More news from Becoming One Conference in San Antonio

18 11 2010

Taken from the English Catholic blog:

Father Luke Reese, a Traditional Anglican Communion (TAC) priest,  sends this report via his iPhone from San Antonio:

The day started with a history of “how we got here” first from Fr Moore, retired founding priest of Our Lady of Walsingham, fascinating story and one I knew nothing of – it’s a story that deserves to be told. You might try contacting him to get the facts straight from the horses mouth. Next Bp Moyer TAC stressed the importance of the Portsmouth Petition, especially the passage that in it indicating “good conscience” required Anglican Catholics to humbly submit to the Holy See not only having exhausted excuses for not doing so but for the reason of moving toward the Lord’s calling for Christian unity ; and the Pope is the only gravitational focus for such unity.

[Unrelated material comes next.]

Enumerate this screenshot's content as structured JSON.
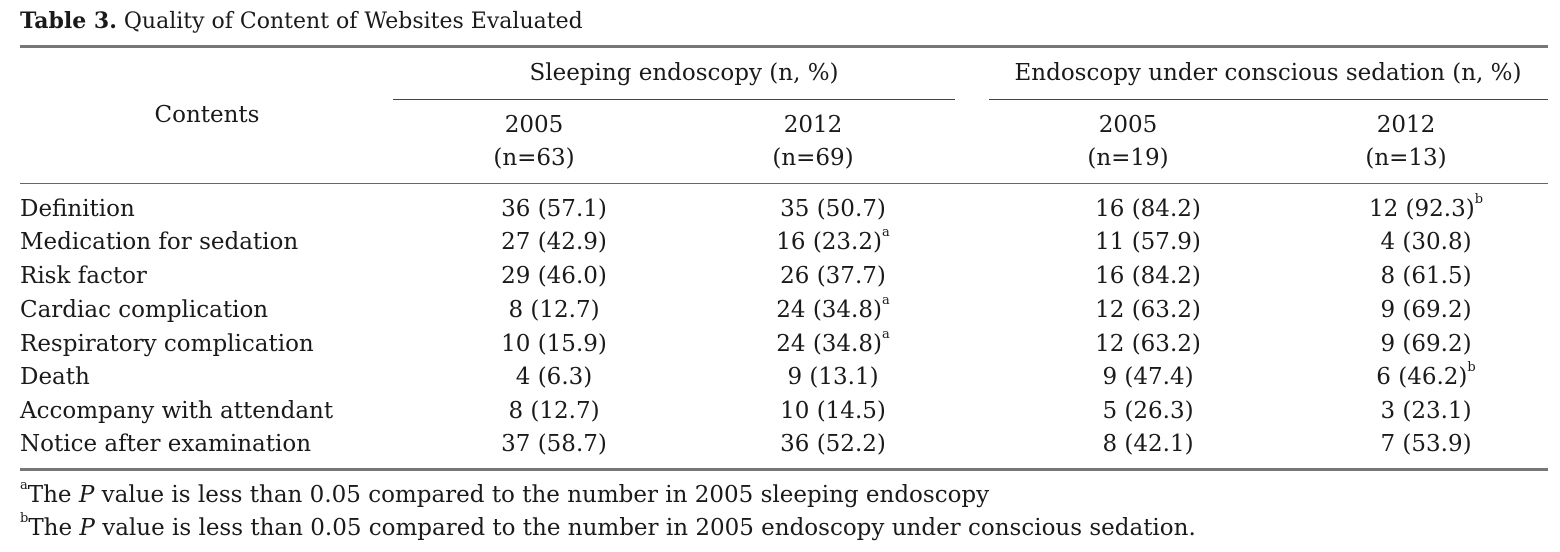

Fr Hurd spoke next; the important elements of which are already related on the site; but with only this addition that he believes the first Ordinariate will be in Great Britain. Why, he could not say, just that he had a strong suspicion. He also stressed the fact that the Pope does not want the process to drag slowly; expediency is a priority. He also mentioned several times that Archbishop Wuerl’s mandate only involves that of collecting information to be sent to the CDF; Fr Hurd himself wrote the questionnaire being used in the USA. It is important, he said, to keep groups together and to have as little disruption as possible and that speaks to clergy training as well. They plan to take full advantage of modern technology to facilitate this.

Next a picture of the state of things in the AU [ed. – Anglican Use] today. They have four solid parishes in the US and all of them are distinctly filled with families with lots of children. Fr Bergman of Scranton emphasized this fact and related several difficulties we all can expect to face once we are within the Church. He described these as “fallacies”. Fallacy Number one: that “unity requires uniformity.” In answer to this he quoted card. Levada’s 2009 address on the AC in which he spoke of the Anglican patrimony being a rich treasure to be shared – unity in faith not in form. Fallacy 2: “Diversity is disloyalty.” To which he referenced the Chaldean Catholics who were murdered at Mass recently in Iraq.  They proved their loyalty with their own blood which was the price they paid that day for the precious gift of Christ’s Body and Blood. Fallacy 3: “Our differences in discipline are in competition with the majority rather than in conformity.” he stressed that out sacramental lives are the same though the form in which they are delivered may be different. He pointed out that Anglicans have one book with a multiplicity of interpretations while Catholicism has a multiplicity of books all with the same interpretation. He quoted Pope B16 “the Church will be renewed by creative minorities”; the AU and the Ordinariates will be centers of life and creativity. Children are the necessary fruit of these communities. He pointed out that where people have hope they have children.

Following dinner Fr Phillips spoke with great enthusiasm that the ordinariate project in the US is already ahead of the rest of the world because of the AU. There is experience, resources and money to get launch the project here today. He believes it is being held back- that the AU was held back- simply because the RC bishops don’t “get it” about Anglicans which makes it easy for them to disregard us. The Pope recognized this and made it possible for us to sidestep RC bishops. He stressed that the time for implementation is now the main reason being that each passing day without an Ordinariate is one more day outside of the communion of the Church – each reason for speed has a human face. It was very inspiring! The time for making haste slowly is past!

Prior to Fr Phillips address, Mr Ralph Johnston spoke about the school at Atonement and how essential it has been to the success of their parish. They are hoping to provide a template and resource for Ordinariate schools throughout the country.